Comme une coutume bien Jamaïcaine, le line-up de l’album compte sa petite bizarrerie d’édition avec la présence de « Free » qui n’est autre que le ska « Free Man » enregistré chez Studio One. On sait pas trop ce que ça fout là, mais c’est tellement bon avec ce trio basse-batterie-piano semblant sortir d’outre- tombe, véritable signature des prods de Coxsone de l’époque, et ces voix tout en retenue qui contrastent tant avec le reste de la galette, qu’on boude pas trop notre plaisir !

« Hong Kong Flu » est une furieuse machine à guincher malgré un squelette famélique avec ses trois notes de congas et les deux tons d’un rythme aussi répétitif qu’une boucle techno. C’est le chorus de cuivres simple mais diablement efficace, mais surtout ce refrain incroyablement addictif qui en font un incontournable encore aujourd’hui… « Gun man » est un peu dans la même veine minimaliste mais essentielle alors que « Losing You » fait dans le rocksteady beaucoup plus traditionnel, avec des chœurs au ton presque féminin qui viennent habilement sublimer le chant de Dillon.

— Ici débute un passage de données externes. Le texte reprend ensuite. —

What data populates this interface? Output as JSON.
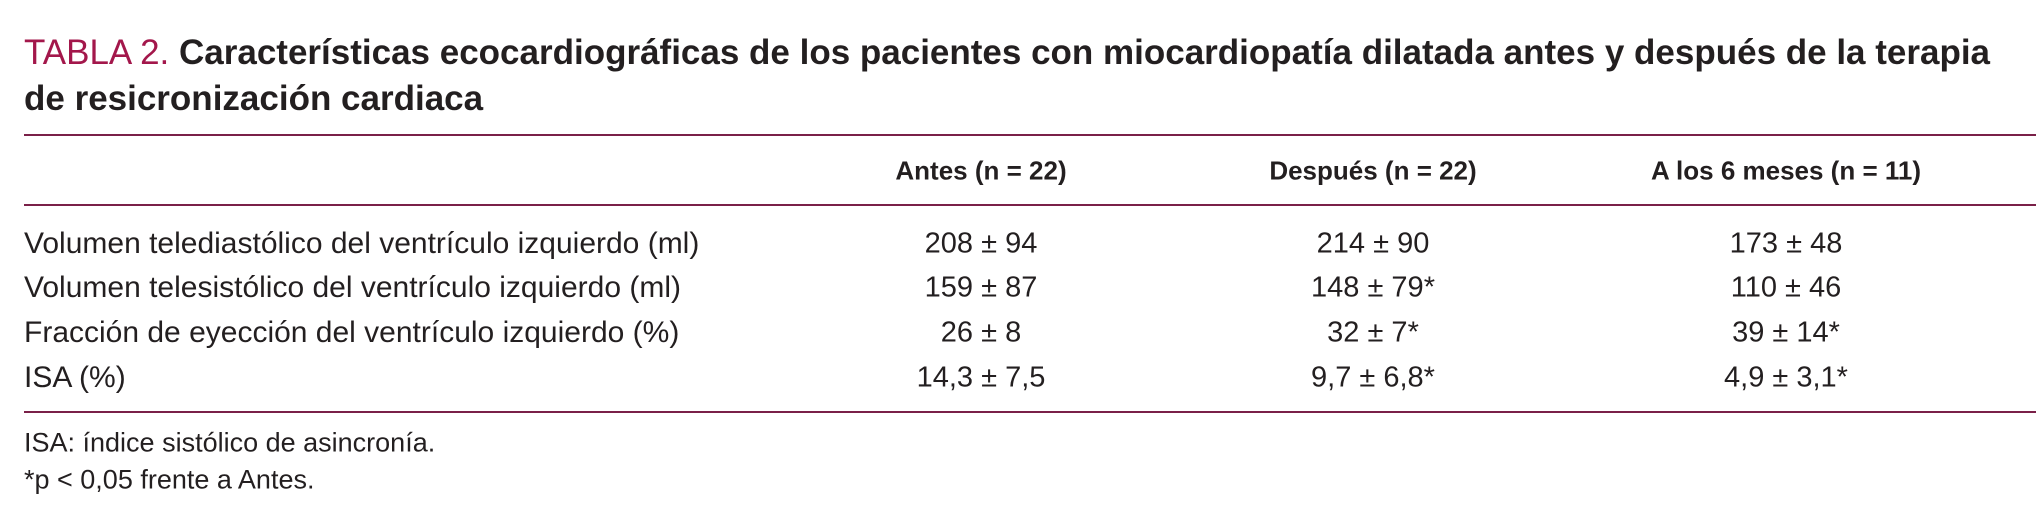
{
  "title": {
    "label": "TABLA 2.",
    "text": "Características ecocardiográficas de los pacientes con miocardiopatía dilatada antes y después de la terapia de resicronización cardiaca"
  },
  "table": {
    "header": [
      "Antes (n = 22)",
      "Después (n = 22)",
      "A los 6 meses (n = 11)"
    ],
    "rows": [
      {
        "label": "Volumen telediastólico del ventrículo izquierdo (ml)",
        "values": [
          "208 ± 94",
          "214 ± 90",
          "173 ± 48"
        ]
      },
      {
        "label": "Volumen telesistólico del ventrículo izquierdo (ml)",
        "values": [
          "159 ± 87",
          "148 ± 79*",
          "110 ± 46"
        ]
      },
      {
        "label": "Fracción de eyección del ventrículo izquierdo (%)",
        "values": [
          "26 ± 8",
          "32 ± 7*",
          "39 ± 14*"
        ]
      },
      {
        "label": "ISA (%)",
        "values": [
          "14,3 ± 7,5",
          "9,7 ± 6,8*",
          "4,9 ± 3,1*"
        ]
      }
    ]
  },
  "footnotes": [
    "ISA: índice sistólico de asincronía.",
    "*p < 0,05 frente a Antes."
  ]
}
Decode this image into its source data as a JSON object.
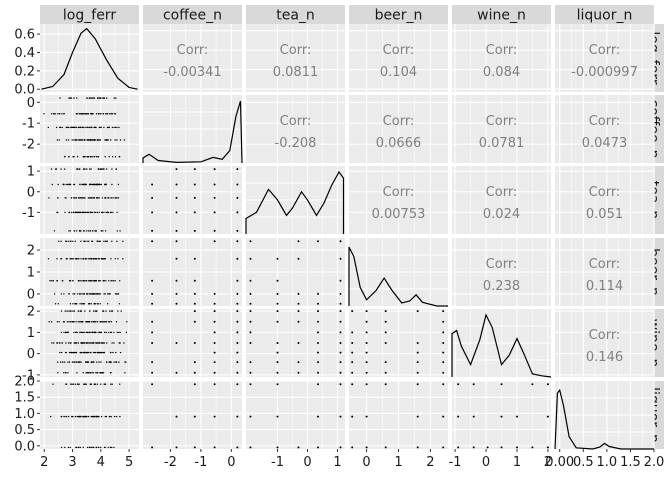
{
  "chart_data": {
    "type": "scatter-matrix",
    "variables": [
      "log_ferr",
      "coffee_n",
      "tea_n",
      "beer_n",
      "wine_n",
      "liquor_n"
    ],
    "corr_label": "Corr:",
    "correlations": [
      {
        "row": "log_ferr",
        "col": "coffee_n",
        "value": "-0.00341"
      },
      {
        "row": "log_ferr",
        "col": "tea_n",
        "value": "0.0811"
      },
      {
        "row": "log_ferr",
        "col": "beer_n",
        "value": "0.104"
      },
      {
        "row": "log_ferr",
        "col": "wine_n",
        "value": "0.084"
      },
      {
        "row": "log_ferr",
        "col": "liquor_n",
        "value": "-0.000997"
      },
      {
        "row": "coffee_n",
        "col": "tea_n",
        "value": "-0.208"
      },
      {
        "row": "coffee_n",
        "col": "beer_n",
        "value": "0.0666"
      },
      {
        "row": "coffee_n",
        "col": "wine_n",
        "value": "0.0781"
      },
      {
        "row": "coffee_n",
        "col": "liquor_n",
        "value": "0.0473"
      },
      {
        "row": "tea_n",
        "col": "beer_n",
        "value": "0.00753"
      },
      {
        "row": "tea_n",
        "col": "wine_n",
        "value": "0.024"
      },
      {
        "row": "tea_n",
        "col": "liquor_n",
        "value": "0.051"
      },
      {
        "row": "beer_n",
        "col": "wine_n",
        "value": "0.238"
      },
      {
        "row": "beer_n",
        "col": "liquor_n",
        "value": "0.114"
      },
      {
        "row": "wine_n",
        "col": "liquor_n",
        "value": "0.146"
      }
    ],
    "axes": {
      "log_ferr": {
        "range": [
          1.85,
          5.35
        ],
        "ticks": [
          2,
          3,
          4,
          5
        ],
        "tick_labels": [
          "2",
          "3",
          "4",
          "5"
        ],
        "levels": null,
        "density_y_ticks": [
          0.0,
          0.2,
          0.4,
          0.6
        ],
        "density_y_labels": [
          "0.0",
          "0.2",
          "0.4",
          "0.6"
        ],
        "density_y_range": [
          -0.03,
          0.71
        ]
      },
      "coffee_n": {
        "range": [
          -2.9,
          0.35
        ],
        "ticks": [
          -2,
          -1,
          0
        ],
        "tick_labels": [
          "-2",
          "-1",
          "0"
        ],
        "levels": [
          -2.6,
          -1.8,
          -1.2,
          -0.55,
          0.2
        ]
      },
      "tea_n": {
        "range": [
          -2.05,
          1.25
        ],
        "ticks": [
          -1,
          0,
          1
        ],
        "tick_labels": [
          "-1",
          "0",
          "1"
        ],
        "levels": [
          -1.9,
          -1.0,
          -0.3,
          0.35,
          1.1
        ]
      },
      "beer_n": {
        "range": [
          -0.55,
          2.55
        ],
        "ticks": [
          0,
          1,
          2
        ],
        "tick_labels": [
          "0",
          "1",
          "2"
        ],
        "levels": [
          -0.45,
          0.0,
          0.6,
          1.6,
          2.4
        ]
      },
      "wine_n": {
        "range": [
          -1.1,
          2.1
        ],
        "ticks": [
          -1,
          0,
          1,
          2
        ],
        "tick_labels": [
          "-1",
          "0",
          "1",
          "2"
        ],
        "levels": [
          -0.9,
          -0.4,
          0.05,
          0.5,
          1.0,
          1.5,
          2.0
        ]
      },
      "liquor_n": {
        "range": [
          -0.1,
          2.0
        ],
        "ticks": [
          0.0,
          0.5,
          1.0,
          1.5,
          2.0
        ],
        "tick_labels": [
          "0.0",
          "0.5",
          "1.0",
          "1.5",
          "2.0"
        ],
        "bottom_tick_labels": [
          "0.00",
          "0.5",
          "1.0",
          "1.5",
          "2.0"
        ],
        "levels": [
          -0.05,
          0.9,
          1.9
        ]
      }
    },
    "densities": {
      "log_ferr": [
        [
          1.9,
          0.0
        ],
        [
          2.3,
          0.03
        ],
        [
          2.7,
          0.16
        ],
        [
          3.0,
          0.4
        ],
        [
          3.3,
          0.61
        ],
        [
          3.5,
          0.66
        ],
        [
          3.8,
          0.55
        ],
        [
          4.2,
          0.32
        ],
        [
          4.6,
          0.12
        ],
        [
          5.0,
          0.02
        ],
        [
          5.3,
          0.0
        ]
      ],
      "coffee_n": [
        [
          -2.9,
          0.08
        ],
        [
          -2.7,
          0.14
        ],
        [
          -2.4,
          0.04
        ],
        [
          -1.8,
          0.01
        ],
        [
          -1.0,
          0.02
        ],
        [
          -0.6,
          0.09
        ],
        [
          -0.3,
          0.06
        ],
        [
          -0.05,
          0.2
        ],
        [
          0.15,
          0.75
        ],
        [
          0.3,
          1.0
        ],
        [
          0.35,
          0.0
        ]
      ],
      "tea_n": [
        [
          -2.05,
          0.25
        ],
        [
          -1.7,
          0.35
        ],
        [
          -1.3,
          0.72
        ],
        [
          -1.0,
          0.55
        ],
        [
          -0.7,
          0.3
        ],
        [
          -0.5,
          0.42
        ],
        [
          -0.2,
          0.68
        ],
        [
          0.0,
          0.55
        ],
        [
          0.3,
          0.3
        ],
        [
          0.55,
          0.5
        ],
        [
          0.8,
          0.78
        ],
        [
          1.05,
          1.0
        ],
        [
          1.2,
          0.9
        ]
      ],
      "beer_n": [
        [
          -0.55,
          0.95
        ],
        [
          -0.4,
          0.8
        ],
        [
          -0.2,
          0.3
        ],
        [
          0.0,
          0.1
        ],
        [
          0.3,
          0.25
        ],
        [
          0.55,
          0.45
        ],
        [
          0.8,
          0.25
        ],
        [
          1.1,
          0.05
        ],
        [
          1.35,
          0.08
        ],
        [
          1.55,
          0.18
        ],
        [
          1.75,
          0.06
        ],
        [
          2.2,
          0.0
        ],
        [
          2.55,
          0.0
        ]
      ],
      "wine_n": [
        [
          -1.1,
          0.7
        ],
        [
          -0.95,
          0.75
        ],
        [
          -0.8,
          0.5
        ],
        [
          -0.5,
          0.2
        ],
        [
          -0.2,
          0.6
        ],
        [
          0.0,
          1.0
        ],
        [
          0.2,
          0.8
        ],
        [
          0.5,
          0.2
        ],
        [
          0.75,
          0.35
        ],
        [
          1.0,
          0.62
        ],
        [
          1.2,
          0.4
        ],
        [
          1.5,
          0.05
        ],
        [
          1.8,
          0.02
        ],
        [
          2.1,
          0.0
        ]
      ],
      "liquor_n": [
        [
          -0.1,
          0.0
        ],
        [
          -0.05,
          0.9
        ],
        [
          0.0,
          0.95
        ],
        [
          0.08,
          0.7
        ],
        [
          0.2,
          0.2
        ],
        [
          0.35,
          0.02
        ],
        [
          0.7,
          0.0
        ],
        [
          0.85,
          0.03
        ],
        [
          0.95,
          0.09
        ],
        [
          1.05,
          0.04
        ],
        [
          1.3,
          0.0
        ],
        [
          2.0,
          0.0
        ]
      ]
    }
  }
}
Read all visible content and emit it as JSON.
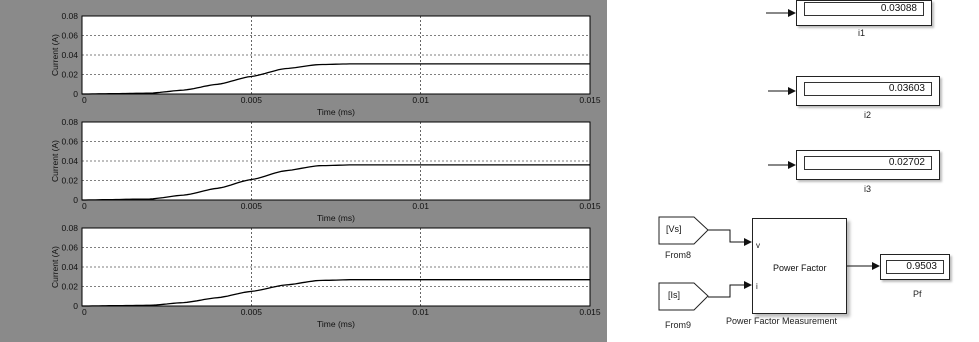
{
  "scopes": [
    {
      "ylabel": "Current (A)",
      "xlabel": "Time (ms)",
      "yticks": [
        "0",
        "0.02",
        "0.04",
        "0.06",
        "0.08"
      ],
      "xticks": [
        "0",
        "0.005",
        "0.01",
        "0.015"
      ]
    },
    {
      "ylabel": "Current (A)",
      "xlabel": "Time (ms)",
      "yticks": [
        "0",
        "0.02",
        "0.04",
        "0.06",
        "0.08"
      ],
      "xticks": [
        "0",
        "0.005",
        "0.01",
        "0.015"
      ]
    },
    {
      "ylabel": "Current (A)",
      "xlabel": "Time (ms)",
      "yticks": [
        "0",
        "0.02",
        "0.04",
        "0.06",
        "0.08"
      ],
      "xticks": [
        "0",
        "0.005",
        "0.01",
        "0.015"
      ]
    }
  ],
  "chart_data": [
    {
      "type": "line",
      "xlabel": "Time (ms)",
      "ylabel": "Current (A)",
      "xlim": [
        0,
        0.015
      ],
      "ylim": [
        0,
        0.08
      ],
      "grid": true,
      "series": [
        {
          "x": [
            0,
            0.002,
            0.003,
            0.004,
            0.005,
            0.006,
            0.007,
            0.008,
            0.01,
            0.015
          ],
          "y": [
            0,
            0.0008,
            0.004,
            0.01,
            0.018,
            0.026,
            0.0302,
            0.0309,
            0.0309,
            0.0309
          ]
        }
      ]
    },
    {
      "type": "line",
      "xlabel": "Time (ms)",
      "ylabel": "Current (A)",
      "xlim": [
        0,
        0.015
      ],
      "ylim": [
        0,
        0.08
      ],
      "grid": true,
      "series": [
        {
          "x": [
            0,
            0.002,
            0.003,
            0.004,
            0.005,
            0.006,
            0.007,
            0.008,
            0.01,
            0.015
          ],
          "y": [
            0,
            0.001,
            0.005,
            0.012,
            0.021,
            0.03,
            0.0352,
            0.036,
            0.036,
            0.036
          ]
        }
      ]
    },
    {
      "type": "line",
      "xlabel": "Time (ms)",
      "ylabel": "Current (A)",
      "xlim": [
        0,
        0.015
      ],
      "ylim": [
        0,
        0.08
      ],
      "grid": true,
      "series": [
        {
          "x": [
            0,
            0.002,
            0.003,
            0.004,
            0.005,
            0.006,
            0.007,
            0.008,
            0.01,
            0.015
          ],
          "y": [
            0,
            0.0007,
            0.0035,
            0.0085,
            0.015,
            0.0215,
            0.0262,
            0.027,
            0.027,
            0.027
          ]
        }
      ]
    }
  ],
  "displays": [
    {
      "value": "0.03088",
      "name": "i1"
    },
    {
      "value": "0.03603",
      "name": "i2"
    },
    {
      "value": "0.02702",
      "name": "i3"
    }
  ],
  "pf_block": {
    "title": "Power Factor",
    "caption": "Power Factor Measurement",
    "port_v": "v",
    "port_i": "i"
  },
  "from_blocks": [
    {
      "tag": "[Vs]",
      "name": "From8"
    },
    {
      "tag": "[Is]",
      "name": "From9"
    }
  ],
  "pf_display": {
    "value": "0.9503",
    "name": "Pf"
  },
  "colors": {
    "scope_bg": "#8a8a8a",
    "axes_bg": "#ffffff",
    "trace": "#000000",
    "grid": "#000000"
  }
}
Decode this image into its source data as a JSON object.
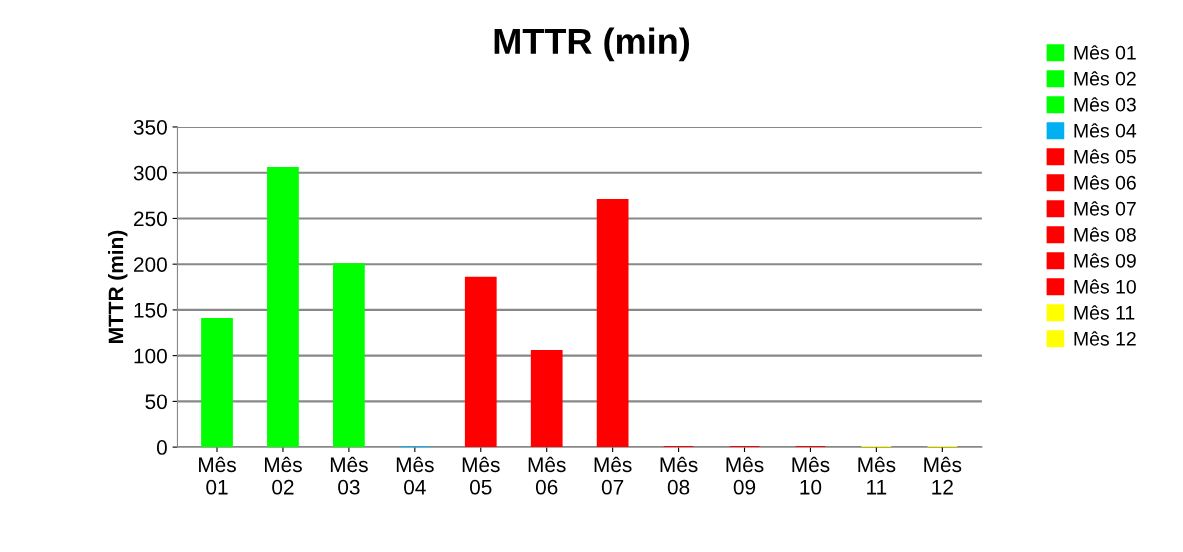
{
  "chart_data": {
    "type": "bar",
    "title": "MTTR (min)",
    "ylabel": "MTTR (min)",
    "categories": [
      "Mês 01",
      "Mês 02",
      "Mês 03",
      "Mês 04",
      "Mês 05",
      "Mês 06",
      "Mês 07",
      "Mês 08",
      "Mês 09",
      "Mês 10",
      "Mês 11",
      "Mês 12"
    ],
    "series": [
      {
        "name": "Mês 01",
        "color": "#00ff00",
        "values": [
          140,
          null,
          null,
          null,
          null,
          null,
          null,
          null,
          null,
          null,
          null,
          null
        ]
      },
      {
        "name": "Mês 02",
        "color": "#00ff00",
        "values": [
          null,
          305,
          null,
          null,
          null,
          null,
          null,
          null,
          null,
          null,
          null,
          null
        ]
      },
      {
        "name": "Mês 03",
        "color": "#00ff00",
        "values": [
          null,
          null,
          200,
          null,
          null,
          null,
          null,
          null,
          null,
          null,
          null,
          null
        ]
      },
      {
        "name": "Mês 04",
        "color": "#00b0f0",
        "values": [
          null,
          null,
          null,
          0,
          null,
          null,
          null,
          null,
          null,
          null,
          null,
          null
        ]
      },
      {
        "name": "Mês 05",
        "color": "#ff0000",
        "values": [
          null,
          null,
          null,
          null,
          185,
          null,
          null,
          null,
          null,
          null,
          null,
          null
        ]
      },
      {
        "name": "Mês 06",
        "color": "#ff0000",
        "values": [
          null,
          null,
          null,
          null,
          null,
          105,
          null,
          null,
          null,
          null,
          null,
          null
        ]
      },
      {
        "name": "Mês 07",
        "color": "#ff0000",
        "values": [
          null,
          null,
          null,
          null,
          null,
          null,
          270,
          null,
          null,
          null,
          null,
          null
        ]
      },
      {
        "name": "Mês 08",
        "color": "#ff0000",
        "values": [
          null,
          null,
          null,
          null,
          null,
          null,
          null,
          0,
          null,
          null,
          null,
          null
        ]
      },
      {
        "name": "Mês 09",
        "color": "#ff0000",
        "values": [
          null,
          null,
          null,
          null,
          null,
          null,
          null,
          null,
          0,
          null,
          null,
          null
        ]
      },
      {
        "name": "Mês 10",
        "color": "#ff0000",
        "values": [
          null,
          null,
          null,
          null,
          null,
          null,
          null,
          null,
          null,
          0,
          null,
          null
        ]
      },
      {
        "name": "Mês 11",
        "color": "#ffff00",
        "values": [
          null,
          null,
          null,
          null,
          null,
          null,
          null,
          null,
          null,
          null,
          0,
          null
        ]
      },
      {
        "name": "Mês 12",
        "color": "#ffff00",
        "values": [
          null,
          null,
          null,
          null,
          null,
          null,
          null,
          null,
          null,
          null,
          null,
          0
        ]
      }
    ],
    "ylim": [
      0,
      350
    ],
    "yticks": [
      0,
      50,
      100,
      150,
      200,
      250,
      300,
      350
    ],
    "grid": "y",
    "legend": "right"
  }
}
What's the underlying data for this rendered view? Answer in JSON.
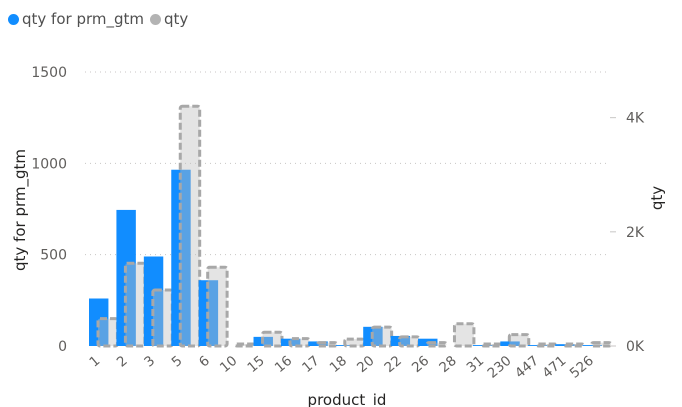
{
  "legend": {
    "items": [
      {
        "label": "qty for prm_gtm",
        "color": "#118DFF"
      },
      {
        "label": "qty",
        "color": "#B3B3B3"
      }
    ]
  },
  "chart_data": {
    "type": "bar",
    "xlabel": "product_id",
    "ylabel_left": "qty for prm_gtm",
    "ylabel_right": "qty",
    "ylim_left": [
      0,
      1500
    ],
    "ylim_right": [
      0,
      4800
    ],
    "yticks_left": [
      "0",
      "500",
      "1000",
      "1500"
    ],
    "yticks_left_values": [
      0,
      500,
      1000,
      1500
    ],
    "yticks_right": [
      "0K",
      "2K",
      "4K"
    ],
    "yticks_right_values": [
      0,
      2000,
      4000
    ],
    "grid": true,
    "categories": [
      "1",
      "2",
      "3",
      "5",
      "6",
      "10",
      "15",
      "16",
      "17",
      "18",
      "20",
      "22",
      "26",
      "28",
      "31",
      "230",
      "447",
      "471",
      "526"
    ],
    "x_tick_labels": [
      "1",
      "2",
      "3",
      "5",
      "6",
      "10",
      "15",
      "16",
      "17",
      "18",
      "20",
      "22",
      "26",
      "28",
      "31",
      "230",
      "447",
      "471",
      "526"
    ],
    "series": [
      {
        "name": "qty for prm_gtm",
        "color": "#118DFF",
        "axis": "left",
        "values": [
          260,
          745,
          490,
          965,
          360,
          0,
          50,
          40,
          25,
          5,
          105,
          55,
          40,
          0,
          5,
          25,
          5,
          10,
          5
        ]
      },
      {
        "name": "qty",
        "color": "#B3B3B3",
        "axis": "right",
        "values": [
          480,
          1450,
          980,
          4200,
          1380,
          20,
          240,
          130,
          60,
          120,
          330,
          160,
          60,
          390,
          20,
          200,
          30,
          30,
          60
        ]
      }
    ]
  }
}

C’est sur « One » mais encore plus sur « Feel The Spirit » qu’un début d’influence rasta est la plus évidente. Les paroles scandées du premier titre, posées sur des percus mises en avant, tout juste relevées d’un léger gimmick de guitare, appellent à l’unité. Si l’instru du second est beaucoup plus riche avec un piano bien présent, les percus quasi Nyabinghi et le mix très planant avec les voix à moitié en reverb, donne à l’ensemble un air de prêche jubilatoire…

Forcément, ce second album des Ethiopians est moins propret que son prédécesseur « Engine 54 », mais là où Coxsone semblait se satisfaire de produire, même bien, un groupe vocal de plus, Sir J.J. avec ses choix de production plus radicaux et des instrus souvent minimalistes, semble tirer la quintessence du duo Dillon/Taylor. Avec ce « Reggae Power » le producteur et les Ethiopians marquent un jalon de l’histoire de la musique Jamaïcaine tout en ouvrant quelques portes de son futur.